Three weeks into a new portal audit last year, I asked the ops lead how they were identifying current customers for their CS team. She said "lifecycle stage equals Customer."
Then I pulled the data. Forty percent of their Customer-stage contacts hadn't had a single activity in over a year. Two of them were companies they'd lost to a competitor. One was a prospect who'd filled out a demo form in 2021 and somehow got stamped through a workflow nobody remembered building.
I've had a version of that conversation on nearly every portal I've walked into. Identifying active customers inside HubSpot has been one of those foundational problems that gets rebuilt from scratch on every project.
HubSpot shipped a fix for this last week.

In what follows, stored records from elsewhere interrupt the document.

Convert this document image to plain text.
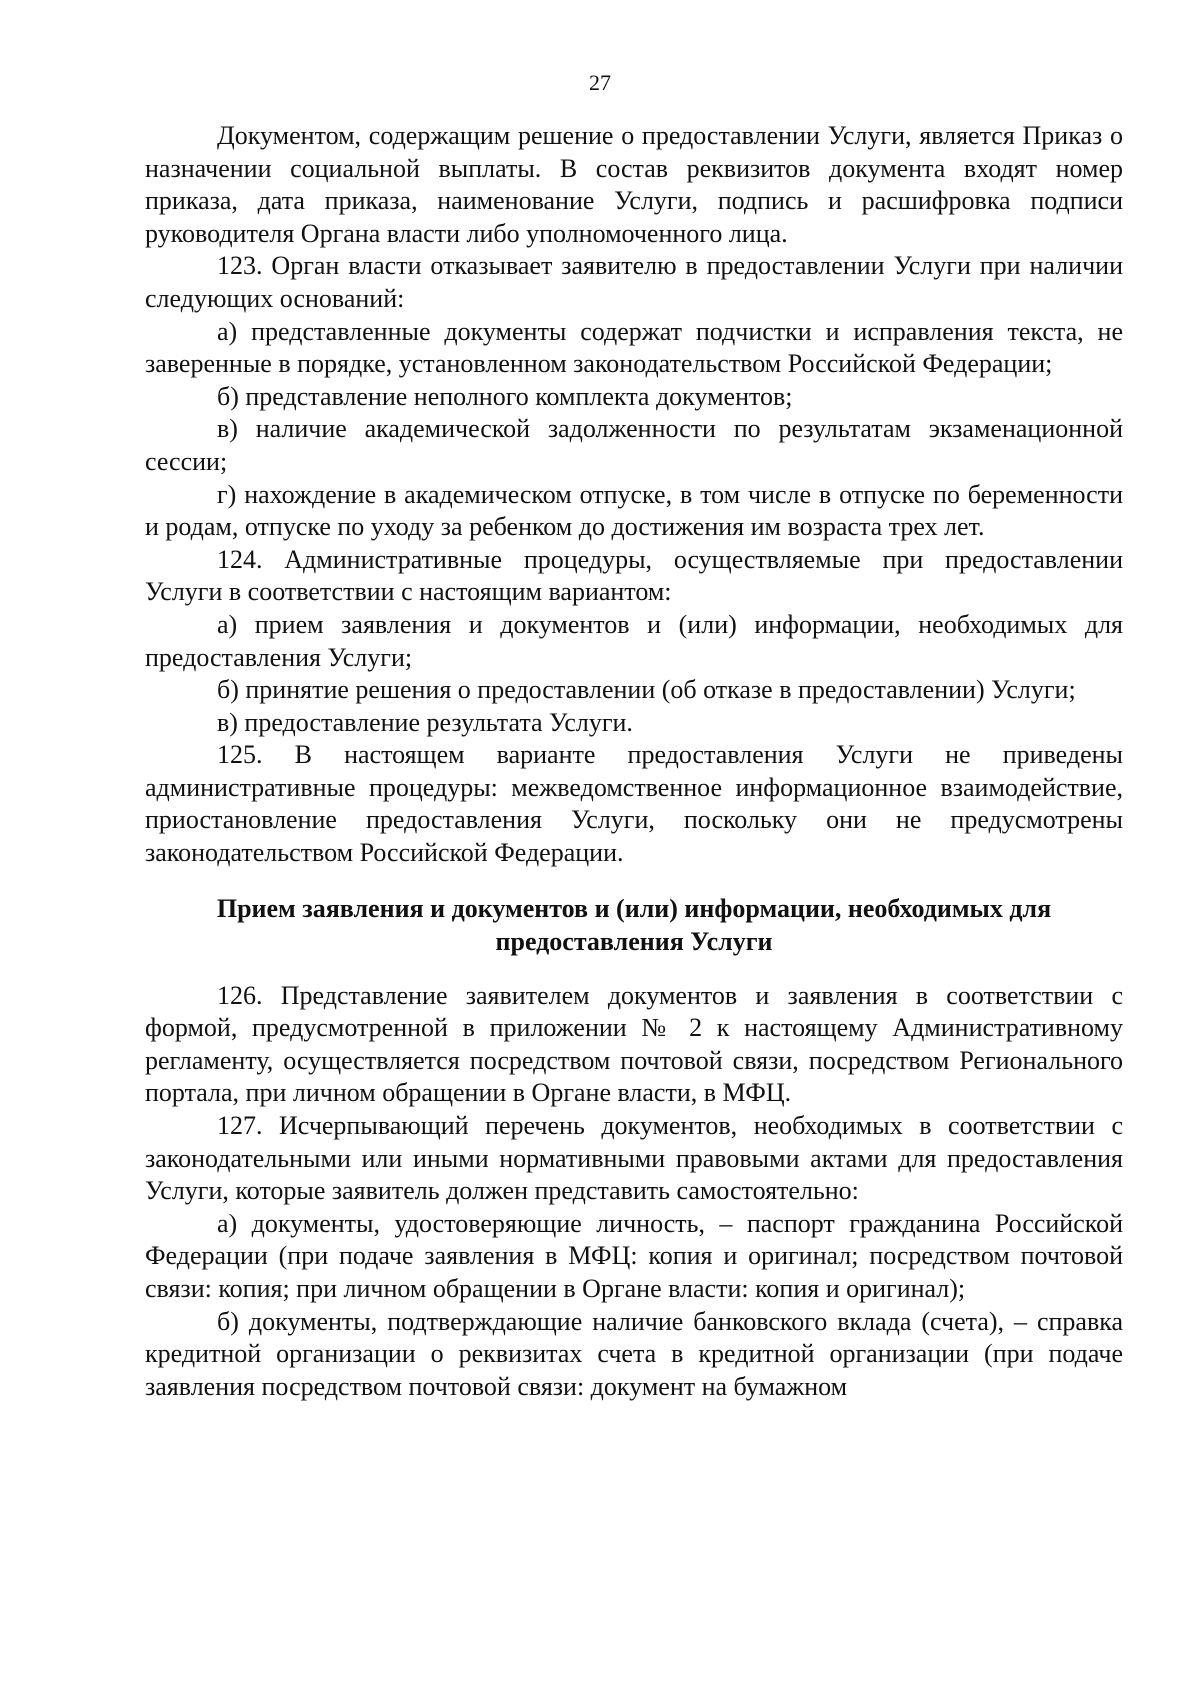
27

Документом, содержащим решение о предоставлении Услуги, является Приказ о назначении социальной выплаты. В состав реквизитов документа входят номер приказа, дата приказа, наименование Услуги, подпись и расшифровка подписи руководителя Органа власти либо уполномоченного лица.

123. Орган власти отказывает заявителю в предоставлении Услуги при наличии следующих оснований:

а) представленные документы содержат подчистки и исправления текста, не заверенные в порядке, установленном законодательством Российской Федерации;

б) представление неполного комплекта документов;

в) наличие академической задолженности по результатам экзаменационной сессии;

г) нахождение в академическом отпуске, в том числе в отпуске по беременности и родам, отпуске по уходу за ребенком до достижения им возраста трех лет.

124. Административные процедуры, осуществляемые при предоставлении Услуги в соответствии с настоящим вариантом:

а) прием заявления и документов и (или) информации, необходимых для предоставления Услуги;

б) принятие решения о предоставлении (об отказе в предоставлении) Услуги;

в) предоставление результата Услуги.

125. В настоящем варианте предоставления Услуги не приведены административные процедуры: межведомственное информационное взаимодействие, приостановление предоставления Услуги, поскольку они не предусмотрены законодательством Российской Федерации.

Прием заявления и документов и (или) информации, необходимых для предоставления Услуги

126. Представление заявителем документов и заявления в соответствии с формой, предусмотренной в приложении № 2 к настоящему Административному регламенту, осуществляется посредством почтовой связи, посредством Регионального портала, при личном обращении в Органе власти, в МФЦ.

127. Исчерпывающий перечень документов, необходимых в соответствии с законодательными или иными нормативными правовыми актами для предоставления Услуги, которые заявитель должен представить самостоятельно:

а) документы, удостоверяющие личность, – паспорт гражданина Российской Федерации (при подаче заявления в МФЦ: копия и оригинал; посредством почтовой связи: копия; при личном обращении в Органе власти: копия и оригинал);

б) документы, подтверждающие наличие банковского вклада (счета), – справка кредитной организации о реквизитах счета в кредитной организации (при подаче заявления посредством почтовой связи: документ на бумажном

It's small, and there are some gotchas to be aware of, but it matters more than the release notes let on.
What the Current Customer Property Is
“Current Customer” is a new system-managed property on contacts, companies, and custom objects that flags whether a record is a current customer.
"System-managed" means HubSpot maintains it. You configure the definition (lifecycle stage equals Customer, or a custom logic rule, or a combination of both) and HubSpot handles keeping it current. New customers get a default definition applied automatically. Existing customers will need to set it up for themselves.

Here's the thing about this property: you could build it yourself in about five seconds. Create a custom checkbox property, write a workflow to stamp it based on lifecycle stage, done. Nothing about the underlying infrastructure is revolutionary.
But that’s not the point.
The Difference Between You Knowing and HubSpot Knowing
There are two different things happening when you identify your customers in HubSpot:
You being able to segment and report on your current customers.
HubSpot recognizing, at a system level, who your current customers are.
Custom properties solve problem one. This property solves problem two. And those are not the same problem.